I am developing the following ideas with George Kubik and John Moravec. We welcome any feedback you might have.
To date, divisions of past, present, and future have been a necessary condition for a paradigm of futures research. We assert that the futures research field must progress beyond traditional assumptions and categories of past, present and future to the recognition that 1) these concepts are largely byproducts of industrial time, and 2) Newtonian/Cartesian thinking with precepts of control, determinism, and linearity. The construction of alternative pasts, presents, and futures offers a new mode for sense-making, design, and choice in human affairs. It treats futures research as an activity that involves the re-conceptualization, redesign and reconstruction of the present into alternative presents.
The futures field is built upon traditional understandings of time and the partitioning of time into past, present, and future. However, we assert that this historical understanding of time, as partitioned into past, present, and future, has become too limited for sense making in a more complex world. The futures field must now expand into the new frontier of alternative presents, thereby permitting new sense making, knowledge creation, and decision options.
We define alternative presents as distinctive existential states of continuous novelty and emergent complexity. Comparison is the mechanism whereby one present state can be differentiated from others. Shortly we will demonstrate the use of simtime in the creation and application of alternative presents.
As previously noted, humans are time-bound. Concepts of past, present, and future events are bound together to provide continuity and a framework for sense making, knowledge production, and decision making.
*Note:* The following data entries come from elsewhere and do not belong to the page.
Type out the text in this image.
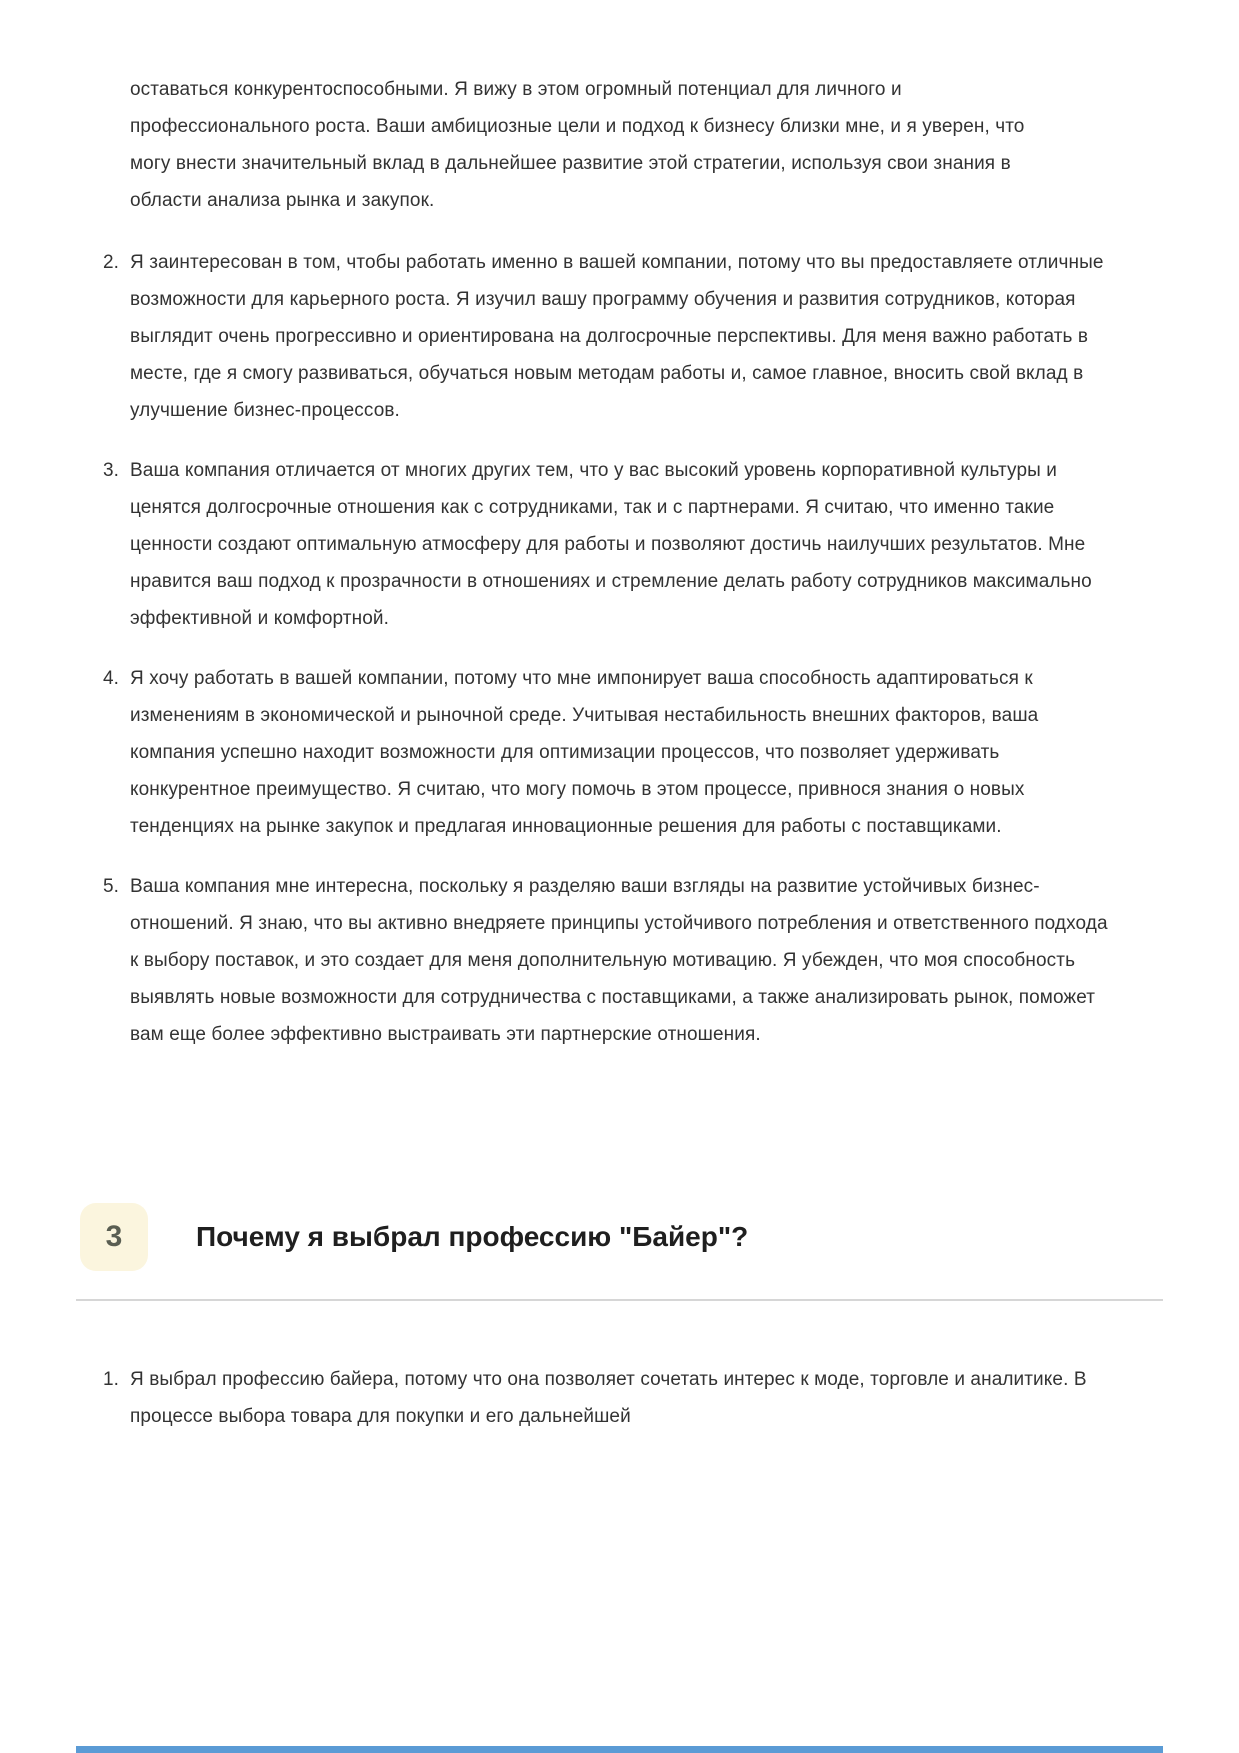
оставаться конкурентоспособными. Я вижу в этом огромный потенциал для личного и профессионального роста. Ваши амбициозные цели и подход к бизнесу близки мне, и я уверен, что могу внести значительный вклад в дальнейшее развитие этой стратегии, используя свои знания в области анализа рынка и закупок.

2. Я заинтересован в том, чтобы работать именно в вашей компании, потому что вы предоставляете отличные возможности для карьерного роста. Я изучил вашу программу обучения и развития сотрудников, которая выглядит очень прогрессивно и ориентирована на долгосрочные перспективы. Для меня важно работать в месте, где я смогу развиваться, обучаться новым методам работы и, самое главное, вносить свой вклад в улучшение бизнес-процессов.
3. Ваша компания отличается от многих других тем, что у вас высокий уровень корпоративной культуры и ценятся долгосрочные отношения как с сотрудниками, так и с партнерами. Я считаю, что именно такие ценности создают оптимальную атмосферу для работы и позволяют достичь наилучших результатов. Мне нравится ваш подход к прозрачности в отношениях и стремление делать работу сотрудников максимально эффективной и комфортной.
4. Я хочу работать в вашей компании, потому что мне импонирует ваша способность адаптироваться к изменениям в экономической и рыночной среде. Учитывая нестабильность внешних факторов, ваша компания успешно находит возможности для оптимизации процессов, что позволяет удерживать конкурентное преимущество. Я считаю, что могу помочь в этом процессе, привнося знания о новых тенденциях на рынке закупок и предлагая инновационные решения для работы с поставщиками.
5. Ваша компания мне интересна, поскольку я разделяю ваши взгляды на развитие устойчивых бизнес-отношений. Я знаю, что вы активно внедряете принципы устойчивого потребления и ответственного подхода к выбору поставок, и это создает для меня дополнительную мотивацию. Я убежден, что моя способность выявлять новые возможности для сотрудничества с поставщиками, а также анализировать рынок, поможет вам еще более эффективно выстраивать эти партнерские отношения.
3	Почему я выбрал профессию "Байер"?
1. Я выбрал профессию байера, потому что она позволяет сочетать интерес к моде, торговле и аналитике. В процессе выбора товара для покупки и его дальнейшей
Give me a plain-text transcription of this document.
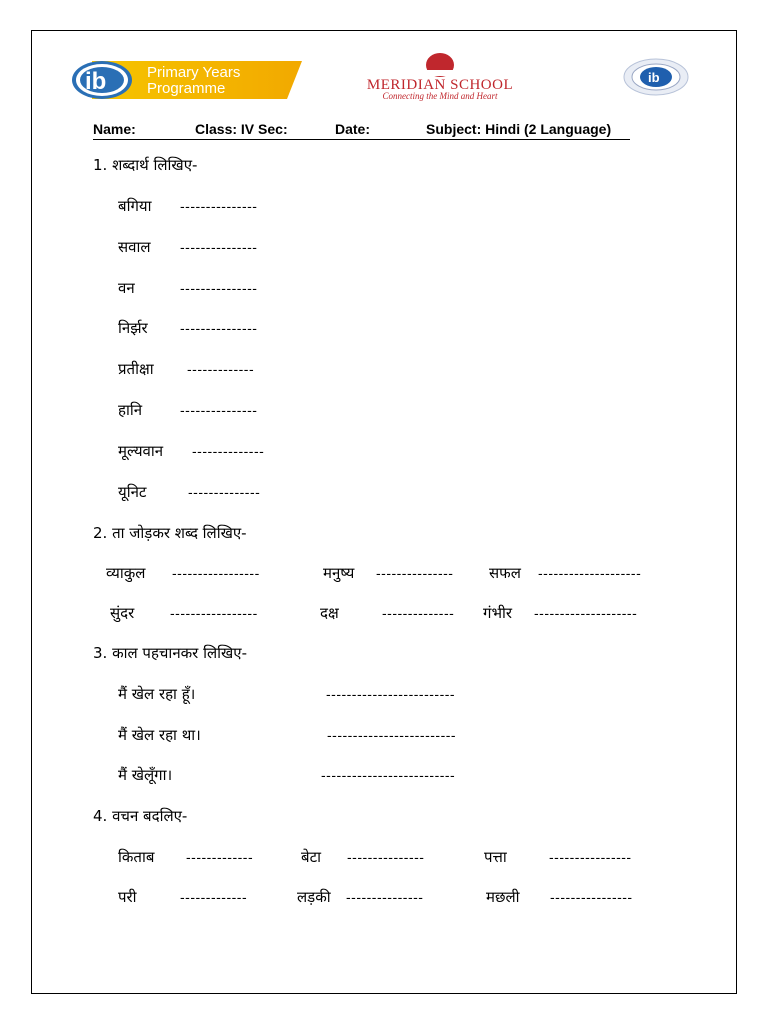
ib	Primary Years
Programme	MERIDIAN SCHOOL
Connecting the Mind and Heart
ib
Name:	Class: IV Sec:	Date:	Subject: Hindi (2 Language)
1. शब्दार्थ लिखिए-
बगिया ---------------
सवाल ---------------
वन	---------------
निर्झर ---------------
प्रतीक्षा -------------
हानि	---------------
मूल्यवान --------------
यूनिट	--------------
2. ता जोड़कर शब्द लिखिए-
व्याकुल -----------------	मनुष्य --------------- सफल --------------------
सुंदर	-----------------	दक्ष	-------------- गंभीर --------------------
3. काल पहचानकर लिखिए-
मैं खेल रहा हूँ।	-------------------------
मैं खेल रहा था।	-------------------------
मैं खेलूँगा।	--------------------------
4. वचन बदलिए-
किताब -------------	बेटा ---------------	पत्ता	----------------
परी	-------------	लड़की ---------------	मछली ----------------
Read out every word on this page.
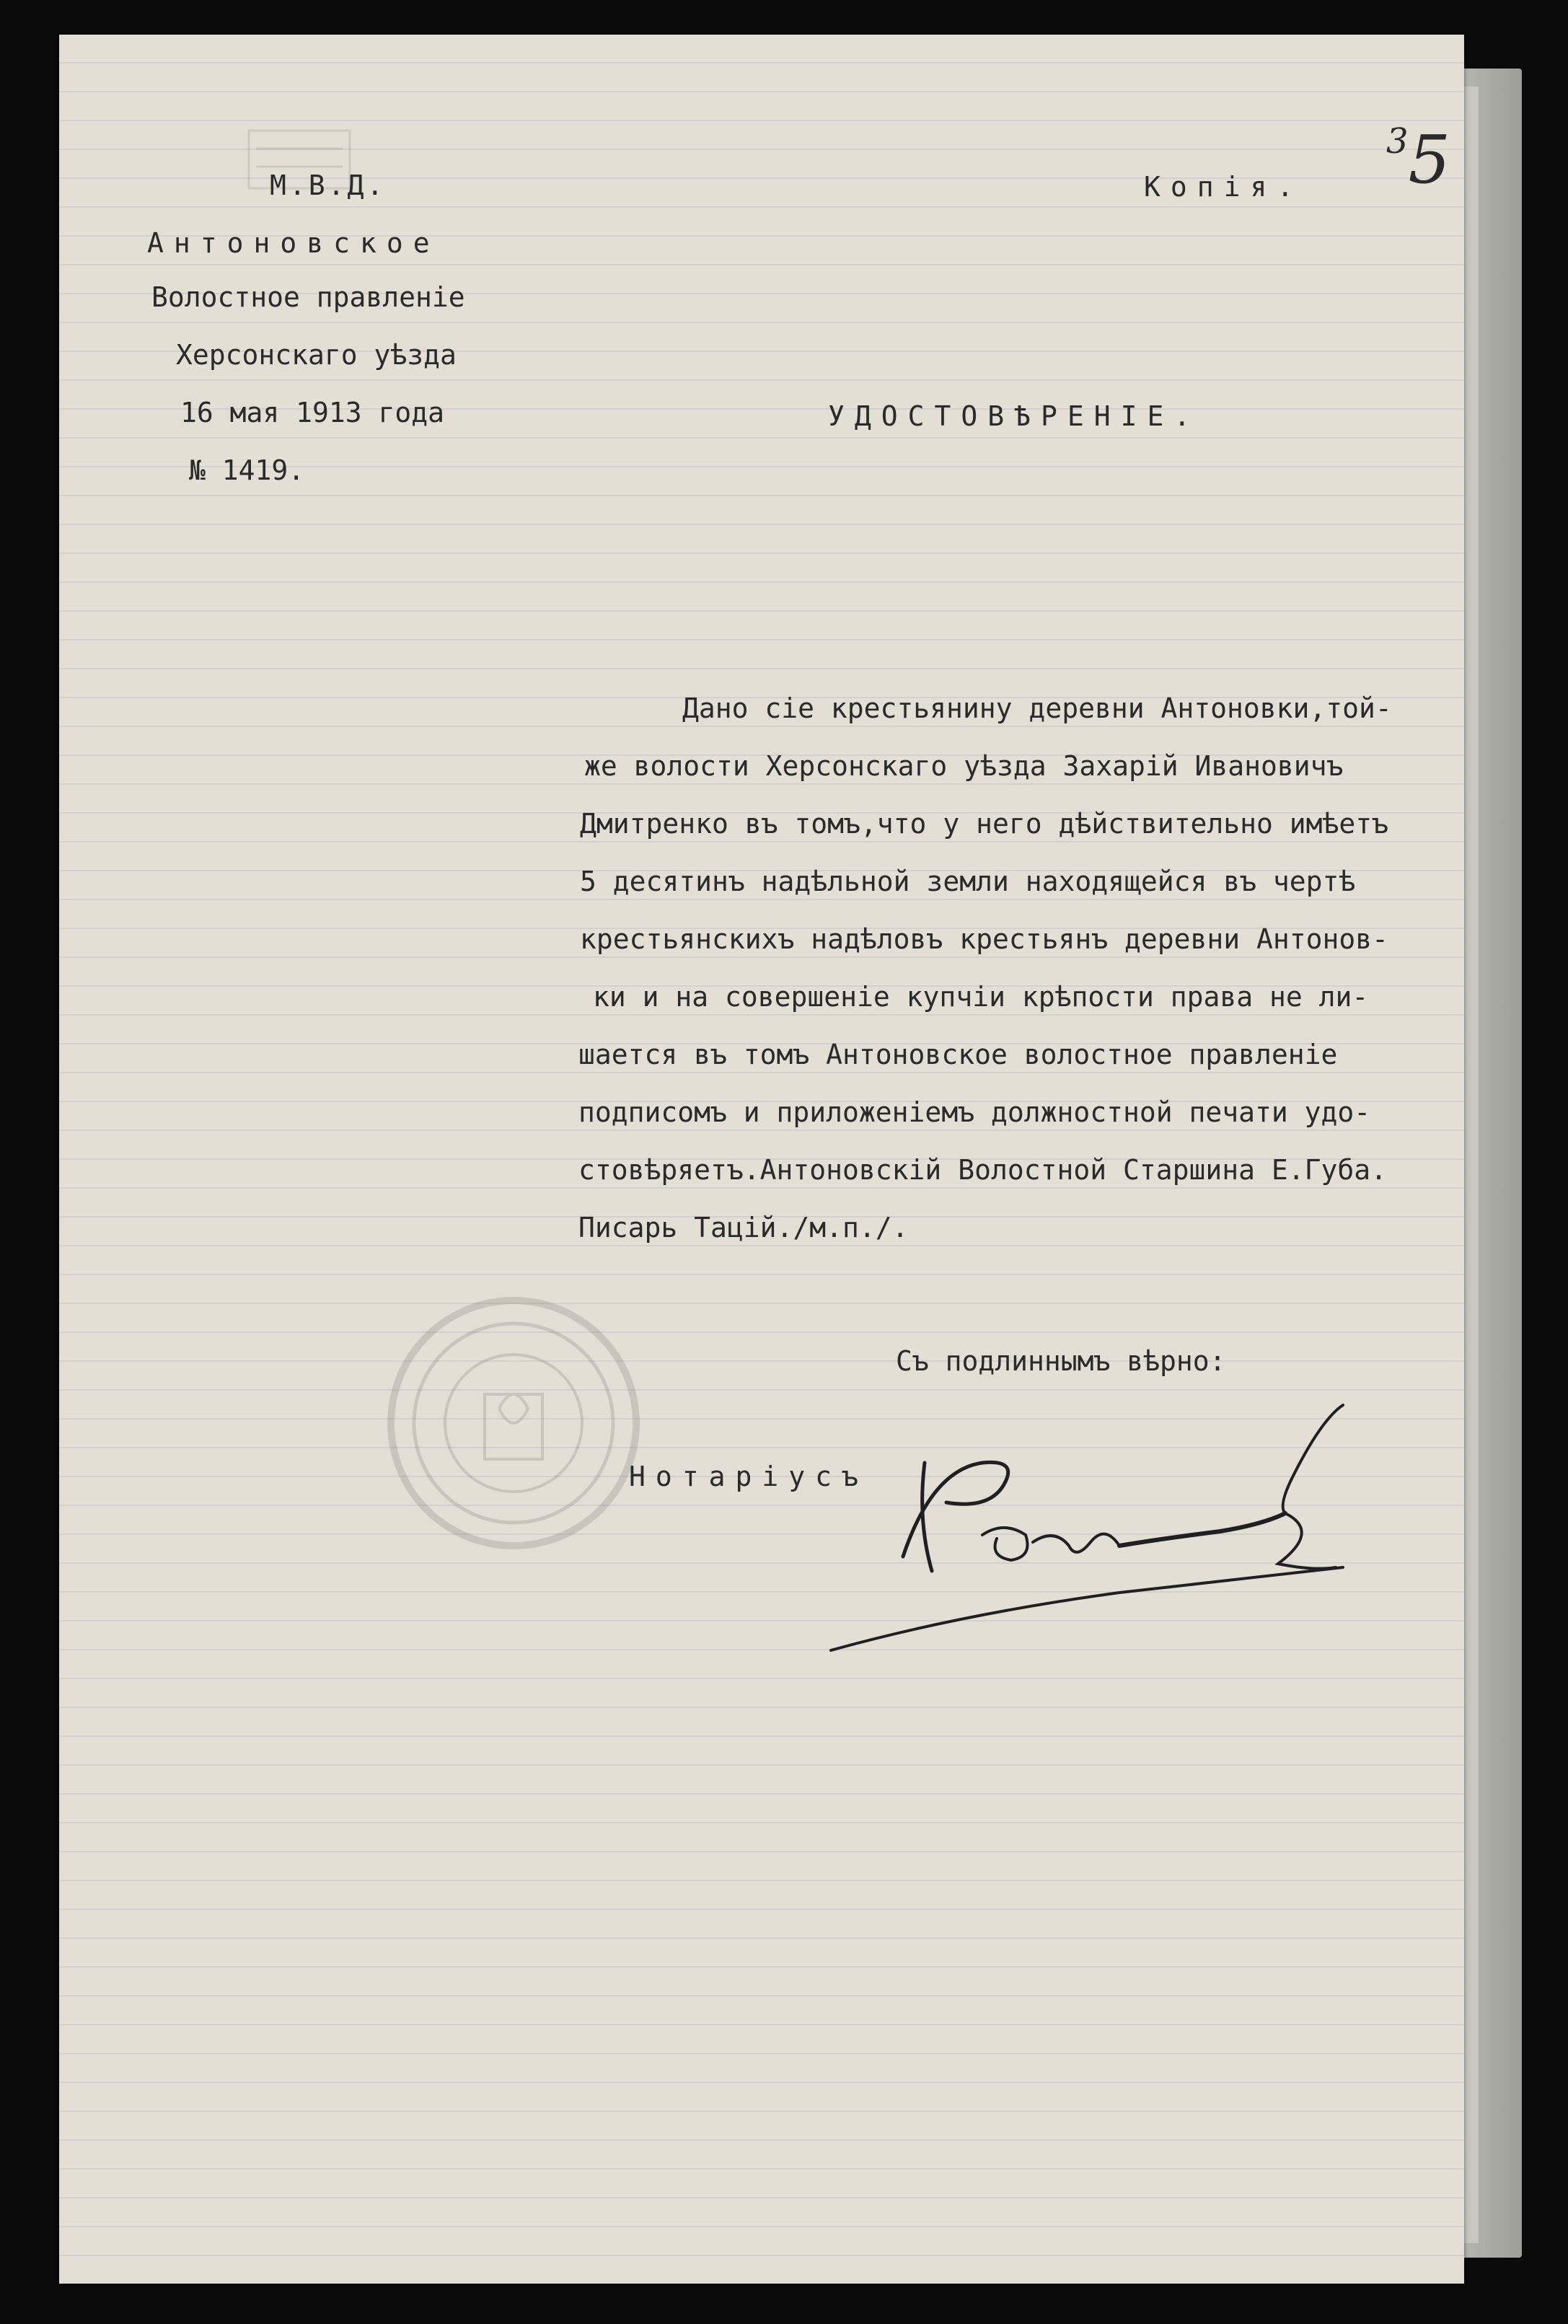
35
М.В.Д.
Антоновское
Волостное правленіе
Херсонскаго уѣзда
16 мая 1913 года
№ 1419.
Копія.
УДОСТОВѢРЕНІЕ.
Дано сіе крестьянину деревни Антоновки,той-
же волости Херсонскаго уѣзда Захарій Ивановичъ
Дмитренко въ томъ,что у него дѣйствительно имѣетъ
5 десятинъ надѣльной земли находящейся въ чертѣ
крестьянскихъ надѣловъ крестьянъ деревни Антонов-
ки и на совершеніе купчіи крѣпости права не ли-
шается въ томъ Антоновское волостное правленіе
подписомъ и приложеніемъ должностной печати удо-
стовѣряетъ.Антоновскій Волостной Старшина Е.Губа.
Писарь Тацій./м.п./.
Съ подлиннымъ вѣрно:
Нотаріусъ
The process of simtime suggests a new methodology for harnessing the continuous emergence of novelty, invention, and design in the scope of human time binding.
Simtime methods address historical and anticipated states in terms of time-binding and time-transcendence. They advance the concepts of imported pasts and imported futures that are continuously invented and re-invented within alternative presents. The ongoing construction and deconstruction of imported pasts and imported presents within alternative presents provides frameworks for new formats of time association. Thus, alternative presents are treated as continuously created and emergent resources rather than single points with the passage of chronological time.
The field of futures research is defined largely through its methodologies, or philosophies of method. Scientific futurists assert that discoveries of past, present, and future relationships (e.g., cycles, bifurcations, trajectories, and discontinuities) are best determined by methodological properties rather than objective observations of phenomenological properties. From this point of view, the futures field is already concerned with the invention rather than the discovery of temporal patterns and processes in phenomenological events. A central tenet of simtime is that different depictions of presents are, indeed, artifacts of human observation, categorization, and methodological choice.
We assert that the concept of alternative presents affords the possibility to develop new soft technologies of great importance. Rapid change and complexification have mutated time to become more than an interval measure; it has become a critical resource in the generation of new sense making, knowledge construction, and decision alternatives. The conceptualization of time has migrated from a value-free phenomenon to be studied to a value-rich resource to be developed.